After his resignation, Chandler returned to law and politics, serving as Kentucky's governor from 1955 to 1959 during school-integration struggles. He won votes for U.S. vice president in 1956 and later became something of a perennial national candidate. Honors accumulated. The University of Kentucky Medical Center bears his name (1959), and he is in Kentucky's Sports Hall of Fame. Chandler also was named state Man of the Year and Man of the Century in various polls. His sports reputation won him appointment as commissioner of the short-lived Continental Football League (1965), but baseball ignored him. Conspicuously not invited to World Series and All-Star games, Chandler's vindication came with election to the National Baseball Hall of Fame in Cooperstown, New York (1982).
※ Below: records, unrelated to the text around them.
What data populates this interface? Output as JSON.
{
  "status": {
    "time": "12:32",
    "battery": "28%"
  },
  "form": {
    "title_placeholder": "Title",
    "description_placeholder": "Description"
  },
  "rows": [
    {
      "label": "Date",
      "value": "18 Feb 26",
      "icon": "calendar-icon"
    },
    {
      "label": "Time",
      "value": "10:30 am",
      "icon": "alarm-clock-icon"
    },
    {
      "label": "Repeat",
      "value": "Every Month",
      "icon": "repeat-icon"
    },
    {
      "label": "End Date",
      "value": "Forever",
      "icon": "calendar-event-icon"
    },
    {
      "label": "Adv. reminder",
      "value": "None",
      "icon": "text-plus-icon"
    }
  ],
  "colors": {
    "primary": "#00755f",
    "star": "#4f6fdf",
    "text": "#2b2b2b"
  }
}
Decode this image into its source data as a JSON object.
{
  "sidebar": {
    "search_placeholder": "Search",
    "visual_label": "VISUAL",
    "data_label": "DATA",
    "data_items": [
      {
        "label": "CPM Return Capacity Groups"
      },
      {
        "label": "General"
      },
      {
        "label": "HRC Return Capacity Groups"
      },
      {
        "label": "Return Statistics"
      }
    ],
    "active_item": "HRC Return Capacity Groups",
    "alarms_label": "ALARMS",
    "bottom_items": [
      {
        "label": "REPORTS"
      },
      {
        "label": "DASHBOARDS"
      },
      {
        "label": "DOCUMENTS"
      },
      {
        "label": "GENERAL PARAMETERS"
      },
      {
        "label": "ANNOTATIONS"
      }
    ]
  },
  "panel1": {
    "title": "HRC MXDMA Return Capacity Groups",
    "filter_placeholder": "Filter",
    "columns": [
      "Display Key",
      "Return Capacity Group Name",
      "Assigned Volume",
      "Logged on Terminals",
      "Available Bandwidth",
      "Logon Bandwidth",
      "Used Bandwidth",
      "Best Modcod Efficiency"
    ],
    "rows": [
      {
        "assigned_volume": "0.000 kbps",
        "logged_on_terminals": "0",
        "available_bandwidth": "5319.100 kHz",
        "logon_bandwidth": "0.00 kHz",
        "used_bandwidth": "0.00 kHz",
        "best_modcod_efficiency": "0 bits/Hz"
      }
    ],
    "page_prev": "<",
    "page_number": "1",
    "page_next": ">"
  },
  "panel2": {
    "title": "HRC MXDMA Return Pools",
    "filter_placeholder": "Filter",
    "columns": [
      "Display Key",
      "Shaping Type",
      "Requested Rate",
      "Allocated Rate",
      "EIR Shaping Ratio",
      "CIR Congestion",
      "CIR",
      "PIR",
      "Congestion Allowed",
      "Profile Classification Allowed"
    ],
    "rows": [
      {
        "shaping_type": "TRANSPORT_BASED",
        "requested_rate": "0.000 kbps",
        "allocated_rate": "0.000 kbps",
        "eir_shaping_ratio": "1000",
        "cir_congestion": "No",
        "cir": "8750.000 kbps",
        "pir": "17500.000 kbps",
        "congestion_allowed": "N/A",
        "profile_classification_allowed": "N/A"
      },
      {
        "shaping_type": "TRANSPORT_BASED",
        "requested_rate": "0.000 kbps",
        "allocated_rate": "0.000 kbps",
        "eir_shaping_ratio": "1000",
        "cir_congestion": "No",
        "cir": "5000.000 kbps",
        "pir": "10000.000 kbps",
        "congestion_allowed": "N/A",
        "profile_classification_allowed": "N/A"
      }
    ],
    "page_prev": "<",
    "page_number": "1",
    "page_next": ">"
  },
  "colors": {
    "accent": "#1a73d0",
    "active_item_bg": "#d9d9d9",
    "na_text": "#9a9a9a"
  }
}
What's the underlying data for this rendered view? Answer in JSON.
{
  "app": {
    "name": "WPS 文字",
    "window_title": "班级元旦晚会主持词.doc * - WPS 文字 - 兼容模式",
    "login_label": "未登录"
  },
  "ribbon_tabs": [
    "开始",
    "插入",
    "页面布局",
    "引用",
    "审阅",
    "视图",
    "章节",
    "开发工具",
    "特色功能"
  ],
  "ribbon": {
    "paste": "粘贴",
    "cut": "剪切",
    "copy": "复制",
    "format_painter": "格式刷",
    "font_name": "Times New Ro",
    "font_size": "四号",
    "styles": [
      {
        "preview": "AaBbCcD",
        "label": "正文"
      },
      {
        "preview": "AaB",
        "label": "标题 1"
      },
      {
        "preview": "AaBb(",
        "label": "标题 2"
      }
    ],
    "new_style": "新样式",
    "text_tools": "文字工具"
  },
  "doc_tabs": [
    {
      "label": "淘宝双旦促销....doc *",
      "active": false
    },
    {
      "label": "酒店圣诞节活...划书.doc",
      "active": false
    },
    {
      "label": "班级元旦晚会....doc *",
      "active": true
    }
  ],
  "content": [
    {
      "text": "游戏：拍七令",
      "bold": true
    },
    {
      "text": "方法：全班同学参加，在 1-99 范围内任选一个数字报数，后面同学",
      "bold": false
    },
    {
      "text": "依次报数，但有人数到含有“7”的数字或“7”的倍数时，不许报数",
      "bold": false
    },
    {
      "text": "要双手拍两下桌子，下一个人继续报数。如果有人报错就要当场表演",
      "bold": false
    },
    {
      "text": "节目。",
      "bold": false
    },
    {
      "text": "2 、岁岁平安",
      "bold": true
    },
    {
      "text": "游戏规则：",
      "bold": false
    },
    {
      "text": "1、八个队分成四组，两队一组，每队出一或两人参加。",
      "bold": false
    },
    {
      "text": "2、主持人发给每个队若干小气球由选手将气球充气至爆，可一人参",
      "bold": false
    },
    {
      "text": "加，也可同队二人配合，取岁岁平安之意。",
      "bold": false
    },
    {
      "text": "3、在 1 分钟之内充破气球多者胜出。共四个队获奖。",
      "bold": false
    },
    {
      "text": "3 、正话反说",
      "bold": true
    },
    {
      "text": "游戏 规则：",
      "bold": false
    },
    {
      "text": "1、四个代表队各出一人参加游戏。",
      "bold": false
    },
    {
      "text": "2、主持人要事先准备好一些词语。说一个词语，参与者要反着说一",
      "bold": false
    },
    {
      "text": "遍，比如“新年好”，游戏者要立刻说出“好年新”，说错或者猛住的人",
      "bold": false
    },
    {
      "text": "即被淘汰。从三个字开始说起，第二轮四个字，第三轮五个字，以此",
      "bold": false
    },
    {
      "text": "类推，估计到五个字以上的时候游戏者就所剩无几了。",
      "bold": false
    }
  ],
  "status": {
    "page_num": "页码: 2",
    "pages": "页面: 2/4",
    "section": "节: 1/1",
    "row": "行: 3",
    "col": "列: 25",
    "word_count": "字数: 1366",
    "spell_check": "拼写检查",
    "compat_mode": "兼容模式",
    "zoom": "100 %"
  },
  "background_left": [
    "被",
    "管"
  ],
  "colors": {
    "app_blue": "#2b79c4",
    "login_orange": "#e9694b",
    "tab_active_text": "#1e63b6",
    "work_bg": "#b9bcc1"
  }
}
Still happy and contentious, Chandler died of heart diseaseand is buried in the cemetery of Pisgah Presbyterian Church in Woodford County, near Versailles.

Chandler's papers are deposited at the University of Kentucky, with an additional file at the Baseball Hall of Fame in Coopers-town, New York. His autobiography (written with Vance H. Trimble), Heroes, Plain Folks and Skunks: The Life and Times of Happy Chandler (1989), is an easy read. More nuanced assessments of his career are in Arthur Mann, Secret History of the War Between Chandler, Durocher and MacPhail (1951); Jerome Holtzman, The Commissioners: Baseball's Midlife Crisis (1998); and William Marshall, Baseball's Pivotal Era, 1945–1951 (1999). Jules Tygiel, Baseball's Great Experiment: Jackie Robinson and His Legacy (1983) is critical of Chandler, a judgment somewhat modified in a 1997 edition of the book. Obituaries are in the New York Times and Louisville Courier-Journal (both 16 June 1991).